U.S. officials deny access to doctors seeking to give flu shots to migrant children

A group of doctors, who last month pressured U.S. Customs and Border Protection to allow them to give flu vaccines to detained migrant children, have now taken their fight to the driveway of a detention facility in San Ysidro, Calif., and said they are not leaving until they get approval.
About 40 people, including medical doctors licensed to practice medicine in California, marched Monday from Vista Terrace Neighborhood Park to the detention facility, calling for CBP to let them in or let the children out to participate in a free mobile clinic they set up outside. They were joined by at least an additional dozen medical students and supporters.
Three children died from the flu while in federal immigration custody during the past year.
Holding signs saying “No more flu deaths” and “Children don’t belong in cages,” the doctors chanted and sang. Some of them spoke about their own personal journey to the United States as migrant children in the country illegally.
Though the agency did not respond directly to the doctors’ demonstration, a CBP spokeswoman replied to a media inquiry, and the agency issued a response to a Nov. 5 letter the medical professionals sent to the U.S. Department of Homeland Security requesting access to administer flu vaccines.
Dr. Sirac Cardoza, who practices family medicine and just completed his residency at Brooklyn Hospital Center, said he crossed the border as a 7-year-old boy, fleeing Nicaragua.

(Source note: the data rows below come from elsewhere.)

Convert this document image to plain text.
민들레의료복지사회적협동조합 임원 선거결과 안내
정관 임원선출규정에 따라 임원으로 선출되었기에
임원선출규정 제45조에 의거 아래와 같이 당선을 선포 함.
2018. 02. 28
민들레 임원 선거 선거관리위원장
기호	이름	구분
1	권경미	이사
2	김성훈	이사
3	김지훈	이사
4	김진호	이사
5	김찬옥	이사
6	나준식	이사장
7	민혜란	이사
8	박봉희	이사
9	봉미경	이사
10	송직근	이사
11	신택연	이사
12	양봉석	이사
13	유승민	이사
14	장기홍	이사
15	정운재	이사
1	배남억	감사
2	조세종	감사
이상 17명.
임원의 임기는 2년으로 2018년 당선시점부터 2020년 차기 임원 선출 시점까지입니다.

“My mother literally carried me on her shoulders through the river. And 17 days in a desert. Walking, with very little food. I don’t know how we made it,” Cardoza said.
After that, Cardoza said he promised his mother he would spend his life helping people and he became a doctor.

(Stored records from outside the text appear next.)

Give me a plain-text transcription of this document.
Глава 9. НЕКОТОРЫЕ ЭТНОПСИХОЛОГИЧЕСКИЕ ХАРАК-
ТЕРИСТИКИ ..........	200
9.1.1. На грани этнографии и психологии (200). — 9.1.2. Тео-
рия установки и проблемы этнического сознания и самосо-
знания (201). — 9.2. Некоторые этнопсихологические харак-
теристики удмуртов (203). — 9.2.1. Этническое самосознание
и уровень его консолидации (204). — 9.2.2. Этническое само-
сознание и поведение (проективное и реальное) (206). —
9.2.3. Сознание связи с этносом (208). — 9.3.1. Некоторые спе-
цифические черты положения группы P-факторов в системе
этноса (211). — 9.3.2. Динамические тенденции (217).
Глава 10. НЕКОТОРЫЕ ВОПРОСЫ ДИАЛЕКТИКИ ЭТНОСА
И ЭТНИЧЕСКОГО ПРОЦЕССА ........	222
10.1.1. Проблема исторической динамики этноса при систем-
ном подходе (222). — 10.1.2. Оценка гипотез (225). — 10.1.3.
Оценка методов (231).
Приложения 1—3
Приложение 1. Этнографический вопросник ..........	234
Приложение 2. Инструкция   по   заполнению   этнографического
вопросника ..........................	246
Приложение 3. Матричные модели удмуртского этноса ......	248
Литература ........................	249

He said he imagines what the children being detained must be feeling.
“Fear. Fear. I can’t imagine being ripped away from my mother. I remember holding onto her for dear life. … It was dark. There were bushes everywhere. And I just remember seeing the clothes of people, the wet clothes they left behind,” he said, about when he crossed into the United States.
Cardoza said he hopes the groups protesting, including Doctors for Camp Closure, Families Belong Together and Never Again Action, can raise awareness, appealing to mothers and others who care for children.